The probability for the generation of transversal modes with $\lambda =\pm 1$ is

$$\begin{array}{c}{P}_{\nu \to Z\nu }(\lambda =\pm 1)=\frac{1}{2}\sum _{\lambda }{|{\mathcal{A}}_{\nu \to Z\nu }(\lambda =\pm 1)|}^2=\frac{e_0^2}{{sin}^2\left(2{\theta }_W\right)}{\delta }^3(\overrightarrow{\mathcal{P}}+{\overrightarrow{p}}^{\prime }-\overrightarrow{p})\frac{1}{{\left(2\pi \right)}^3}\hfill \\ {\left(\frac{1}{2}-\sigma \right)}^2{\left(\frac{1}{2}-{\sigma }^{\prime }\right)}^2\left\{\frac{1}{2}\sum _{\lambda }|B_k(\mathcal{P},p,p^{\prime }){|}^2{|{\xi }_{{\sigma }^{\prime }}^{+}\left({\overrightarrow{p}}^{\prime }\right)\overrightarrow{\sigma }·{\overrightarrow{ϵ}}^{*}({\overrightarrow{n}}_{\mathcal{P}},\lambda =\pm 1){\xi }_{\sigma }\left(\overrightarrow{p}\right)|}^2\right\}.\hfill \end{array}$$

(13)

Plotting the square modulus of the functions that define the probability for $\lambda =0,\pm 1$, and taking the values on graphs from $M_Z/\omega =0$, we obtain the results from Figure 1 and Figure 2.

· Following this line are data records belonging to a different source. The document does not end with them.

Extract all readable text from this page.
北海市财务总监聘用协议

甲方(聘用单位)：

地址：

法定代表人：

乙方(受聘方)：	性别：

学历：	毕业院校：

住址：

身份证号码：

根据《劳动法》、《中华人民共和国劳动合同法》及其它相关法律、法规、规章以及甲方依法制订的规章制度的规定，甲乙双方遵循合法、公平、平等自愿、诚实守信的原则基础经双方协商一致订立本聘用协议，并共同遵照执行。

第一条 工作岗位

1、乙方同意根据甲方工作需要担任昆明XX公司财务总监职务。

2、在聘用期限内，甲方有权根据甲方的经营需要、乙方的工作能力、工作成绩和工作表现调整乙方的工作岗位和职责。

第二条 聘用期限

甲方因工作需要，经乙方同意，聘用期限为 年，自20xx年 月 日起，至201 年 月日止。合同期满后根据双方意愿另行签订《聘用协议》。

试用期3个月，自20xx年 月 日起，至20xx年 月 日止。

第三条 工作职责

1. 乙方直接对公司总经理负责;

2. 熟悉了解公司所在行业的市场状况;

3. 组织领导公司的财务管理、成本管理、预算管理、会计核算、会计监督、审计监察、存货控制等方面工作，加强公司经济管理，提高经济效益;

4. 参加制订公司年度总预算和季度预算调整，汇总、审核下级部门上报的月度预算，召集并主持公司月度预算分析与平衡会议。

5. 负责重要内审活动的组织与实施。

Figure 1 and Figure 2 show the variation of the probability density with the parameter $M_Z/\omega$ and prove that the process of Z boson emission is important when the Hubble parameter is larger than the mass of the boson. Another consequence of the graphs is that the probability is finite and non-vanishing for $\omega >>M_Z$ and also for $k=0$ or $M_Z/\omega =\frac{1}{2}$. The ratio used in our graphs must be understood as $\frac{M_Z{c}^2}{\hslash \omega }$ and we observe that the probability is non-vanishing as long as the energy of the background is larger or has the same order as the rest of the energy of the Z boson. This result corresponds to the well-established knowledge that places the Z bosons production in the early universe. Our graphical results for the probability prove that in the Minkowski limit $M_Z/\omega \to \infty$, the probabilities are vanishing, and this result can also be obtained by taking the limit in Equations (12) and (13). We can conclude that the process of Z boson emission by a neutrino is possible as a perturbative process only in early universe when the expansion factor is much larger than the Z boson mass.

3. Total Probability

In this section, we will analyze the situation when the expansion parameter $\omega$ is much larger than the Z boson mass. We will analyze the case of transversal polarization with $\lambda =\pm 1$. This can be achieved by observing that in Equation (8), the algebraic argument of the Bessel K functions become very small when $t\to \infty$, and we can use the following formula [24]:

$$K_{\nu }\left(z\right)\simeq \frac{\Gamma \left(\nu \right)}{2}{\left(\frac{2}{z}\right)}^{\nu },z\to 0,$$

(14)

where the real part of the index must meet the condition $Re\left(\nu \right)>0$. In order to study the case where the expansion parameter is larger than the mass of the Z boson, we will consider the situation where $M_Z/\omega <<1/2$. We mention that both the probabilities and amplitudes have a good behaviour in terms of parameter of the $M_Z/\omega$ (see Figure 1 and Figure 2). We compute the total probability of transition in the case of large expansion, when $M_Z/\omega \to 0$ and the index of Bessel K functions becomes $-ik\to \frac{1}{2}$. The total probability is obtained by solving the integrals after the final momenta. These kinds of integrals are in general divergent, and we will apply a method for regularization.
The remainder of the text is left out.